Caffeine and Anxiety: The Inexorable Link
Caffeine is a powerful stimulant that primarily affects your central nervous system. While coffee can make you feel powerful and alert, it can also make you feel anxious. Many of the side effects associated with caffeine — rapid heartbeat, irritability, jitters, sweating and insomnia — are also symptoms of anxiety.

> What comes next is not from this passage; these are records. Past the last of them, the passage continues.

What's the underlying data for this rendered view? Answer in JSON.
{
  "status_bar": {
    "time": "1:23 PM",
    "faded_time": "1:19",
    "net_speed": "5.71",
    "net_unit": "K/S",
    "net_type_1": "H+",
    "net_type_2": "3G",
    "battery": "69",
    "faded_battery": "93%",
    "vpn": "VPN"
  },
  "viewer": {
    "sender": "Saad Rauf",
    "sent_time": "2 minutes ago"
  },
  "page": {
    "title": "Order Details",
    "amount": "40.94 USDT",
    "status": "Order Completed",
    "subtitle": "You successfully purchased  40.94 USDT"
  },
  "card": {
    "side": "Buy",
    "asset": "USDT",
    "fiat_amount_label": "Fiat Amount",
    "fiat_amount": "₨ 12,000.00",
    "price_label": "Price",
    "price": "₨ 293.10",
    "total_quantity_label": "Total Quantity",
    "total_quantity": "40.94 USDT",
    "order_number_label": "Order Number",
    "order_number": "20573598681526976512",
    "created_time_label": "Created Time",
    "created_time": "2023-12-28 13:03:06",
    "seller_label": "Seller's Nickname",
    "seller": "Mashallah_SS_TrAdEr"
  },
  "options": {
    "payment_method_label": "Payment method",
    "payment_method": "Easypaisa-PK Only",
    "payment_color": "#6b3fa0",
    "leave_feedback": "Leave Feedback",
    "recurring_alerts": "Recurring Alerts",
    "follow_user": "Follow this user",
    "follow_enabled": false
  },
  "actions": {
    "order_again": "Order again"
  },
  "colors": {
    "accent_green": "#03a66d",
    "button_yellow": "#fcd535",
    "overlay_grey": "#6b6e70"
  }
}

Your brain cannot distinguish between a caffeine buzz and an anxiety attack. When you have anxiety and begin to feel the effects of caffeine in your system, your brain automatically reacts with feelings of fear and nervousness. In short, caffeine consumption can cause you to feel like you have anxiety.
Your Body/Brain on Coffee
The caffeine in coffee has a profound effect on your brain’s chemistry. It is believed that it blocks certain receptors in the brain (adenosine) while stimulating the production of chemical neurotransmitters called norepinephrine, dopamine and acetylcholine. This pushes the brain into an excitable, vigilant state. In this state, your brain is poised for peak performance. It’s also primed for anxiety.
Caffeine Consumption Guidelines for People With Anxiety
If you have anxiety, you should strive to reduce your caffeine consumption — but what if you can’t give up your coffee? Fortunately, you don’t have to give it up altogether. In addition to decaffeinated coffee, you can enjoy caffeinated coffee if you do so in moderation.
Drink no more than two cups of coffee per day, and don’t down them. Sip slowly throughout the day. If you can reduce your coffee consumption to one cup, even better. Pay attention to what type of coffee you’re drinking as well. Some brands contain less caffeine than others.
There’s no way around it: Coffee is not good for anxiety. However, with a few adjustments, you can enjoy an occasional cuppa while avoiding unwanted side effects.